1. Inflammation and ECM Remodeling, Close Allies in Cancer Progression
In 1986, Dvorak defined cancers as “wounds that do not heal”. This definition comes from the observation that tumor growth leads to a continuous injury of the surrounding stromal tissue that triggers, in turn, a chronic response in the attempt to repair the lesion and restore tissue homeostasis [
10]. This response is very complex and multifaceted and includes the concerted activity of inflammatory molecules, immune cells, and fibroblasts, which together lead to a state of persistent inflammation.

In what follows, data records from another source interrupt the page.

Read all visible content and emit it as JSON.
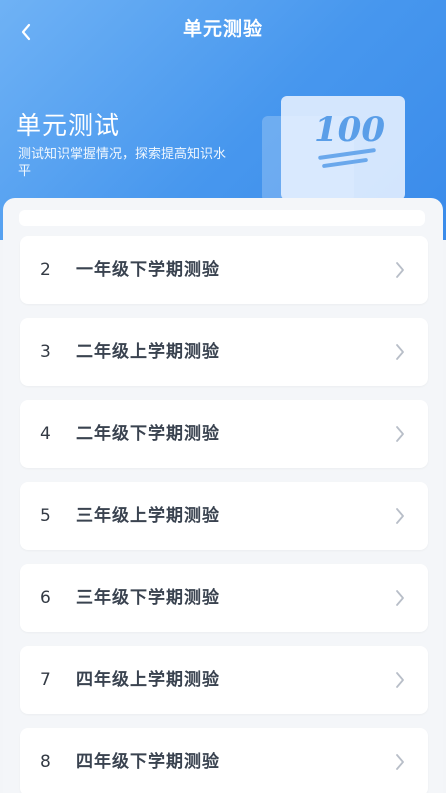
{
  "nav": {
    "title": "单元测验",
    "back_icon": "chevron-left-icon"
  },
  "hero": {
    "title": "单元测试",
    "subtitle": "测试知识掌握情况，探索提高知识水平",
    "badge_text": "100"
  },
  "colors": {
    "header_start": "#6fb2f5",
    "header_end": "#3a8bea",
    "label_text": "#3a4350",
    "chevron": "#b8bec8"
  },
  "list": {
    "items": [
      {
        "num": "2",
        "label": "一年级下学期测验"
      },
      {
        "num": "3",
        "label": "二年级上学期测验"
      },
      {
        "num": "4",
        "label": "二年级下学期测验"
      },
      {
        "num": "5",
        "label": "三年级上学期测验"
      },
      {
        "num": "6",
        "label": "三年级下学期测验"
      },
      {
        "num": "7",
        "label": "四年级上学期测验"
      },
      {
        "num": "8",
        "label": "四年级下学期测验"
      }
    ]
  }
}
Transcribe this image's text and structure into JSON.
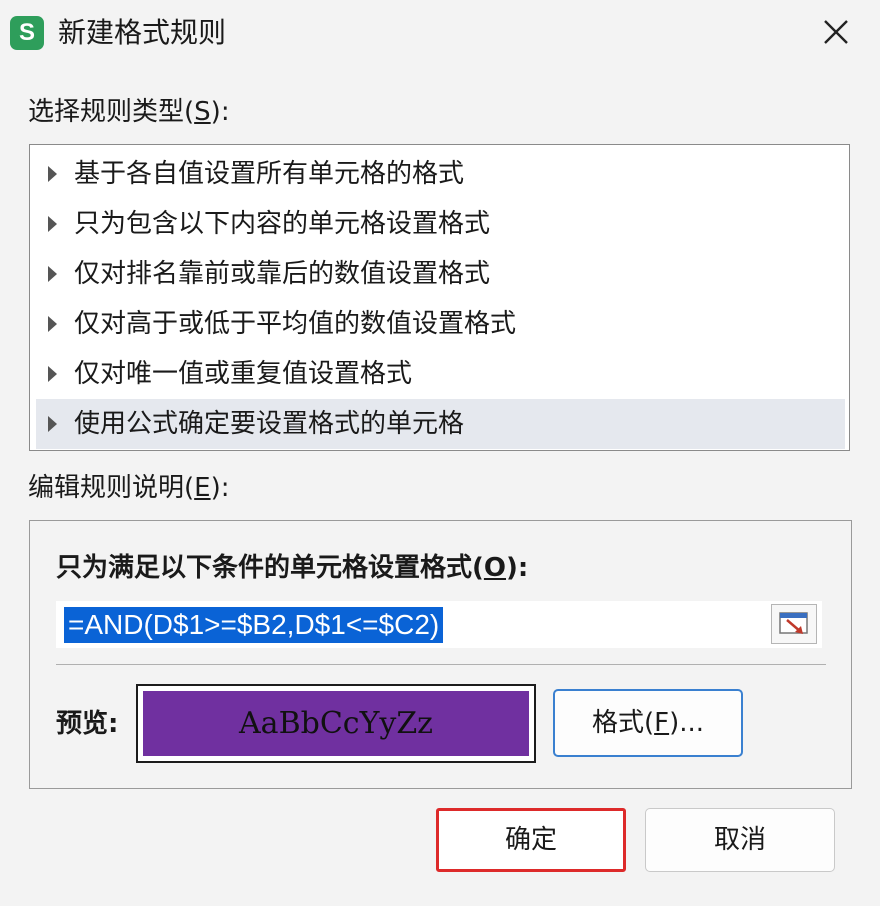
{
  "window": {
    "app_icon_letter": "S",
    "title": "新建格式规则",
    "close_icon": "close-icon"
  },
  "rule_type": {
    "label": "选择规则类型(",
    "mnemonic": "S",
    "label_suffix": "):",
    "items": [
      {
        "label": "基于各自值设置所有单元格的格式",
        "selected": false
      },
      {
        "label": "只为包含以下内容的单元格设置格式",
        "selected": false
      },
      {
        "label": "仅对排名靠前或靠后的数值设置格式",
        "selected": false
      },
      {
        "label": "仅对高于或低于平均值的数值设置格式",
        "selected": false
      },
      {
        "label": "仅对唯一值或重复值设置格式",
        "selected": false
      },
      {
        "label": "使用公式确定要设置格式的单元格",
        "selected": true
      }
    ]
  },
  "edit_rule": {
    "label": "编辑规则说明(",
    "mnemonic": "E",
    "label_suffix": "):",
    "condition_label": "只为满足以下条件的单元格设置格式(",
    "condition_mnemonic": "O",
    "condition_label_suffix": "):",
    "formula": "=AND(D$1>=$B2,D$1<=$C2)",
    "ref_icon": "range-select-icon",
    "preview_label": "预览:",
    "preview_text": "AaBbCcYyZz",
    "preview_fill_color": "#7030a0",
    "format_button": {
      "label": "格式(",
      "mnemonic": "F",
      "suffix": ")..."
    }
  },
  "buttons": {
    "ok": "确定",
    "cancel": "取消",
    "ok_highlight_color": "#dd2a2a"
  }
}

When a tumor lesion occurs, immune cells, as leukocytes, macrophages, and/or bone marrow-derived myeloid precursors, are recruited at the injured site. These tumor-infiltrating cells, along with cancer cells, release in the TME high levels of transforming growth factor β (TGFβ), a cytokine that exerts pleiotropic effects on both cancer and normal cells adjacent to rupture through autocrine and paracrine signaling mechanisms [
11].
In normal and premalignant stages of cell transformation, TGFβ exerts tumor-inhibiting functions by suppressing cancer cell growth through anti-proliferative and pro-apoptotic signaling [
12]. Moreover, TGFβ limits the proliferation and differentiation of cells of the innate and adaptive immune system, thus suppressing tumorigenic inflammation. However, at more advanced stages of carcinogenesis, tumor cells acquire inactivating mutations of TGFβ receptors and/or alteration of their signaling transduction pathway (reviewed in [
12]) and become resistant to the negative regulatory effects of this cytokine. As a consequence, TGFβ switches from a tumor suppressor factor to a metastasis promoter and drives changes in the TME that finally sustain tumor growth [
13]. Indeed, high levels of TGFβ in the TME enable cancer cells to escape the immune surveillance leading to an over-production of cytokines and chemokines that contribute to boosting chronic inflammation [
12,
13]. Moreover, TGFβ produced by cancer cells acts in a paracrine way on stromal cells stimulating the secretion of growth factors and mitogens, as the platelet-derived growth factor (PDGF), and driving the trans-differentiation of stromal progenitors, including resident fibroblasts, endothelial cells, preadipocytes, and bone marrow-derived mesenchymal stem cells (MSCs) into “activated fibroblast” [
14,
15,
16]. These “activated fibroblasts”, collectively named CAFs, bear a myofibroblast-like phenotype, express higher levels of αSMA, collagen 11-α1 (COL11A1), PDGF receptor (PDGFR) α/β, and lower levels of caveolin-1 than normal fibroblasts, and acquire greater contractile and proliferating capacities [
17].
However, to date, specific markers to outline the molecular profile of CAFs are still lacking, making it difficult to better understand the biology of these heterogeneous classes of cells [
18]. Once activated, CAFs themselves release TGFβ and feed an autocrine-positive signaling loop that sustains tumor progression by contributing to the generation of a permissive TME [
19], as illustrated in
Figure 1.
Figure 1. Brief overview of cell signaling mediators in cancer cell–stroma cell communication and ECM remodeling. Tumor cells produce cytokines, chemokines, NF-κB, and TGFβ, that “activate” stromal progenitors, such as fibroblasts, into CAFs and produce, in turn, cytokines and TGFβ, influencing tumor cell functions. TGFβ upregulation in cancer cells provokes an increment in LOX, which in turn remodels ECM by favoring collagen fibers cross-linking. As a consequence ECM stiffness increases and induces the mechanical activation of latent TGFβ. Cytokines produced by tumor cells contributes to MMPs activation. These enzymes take part to ECM remodeling and sustains tumor progress.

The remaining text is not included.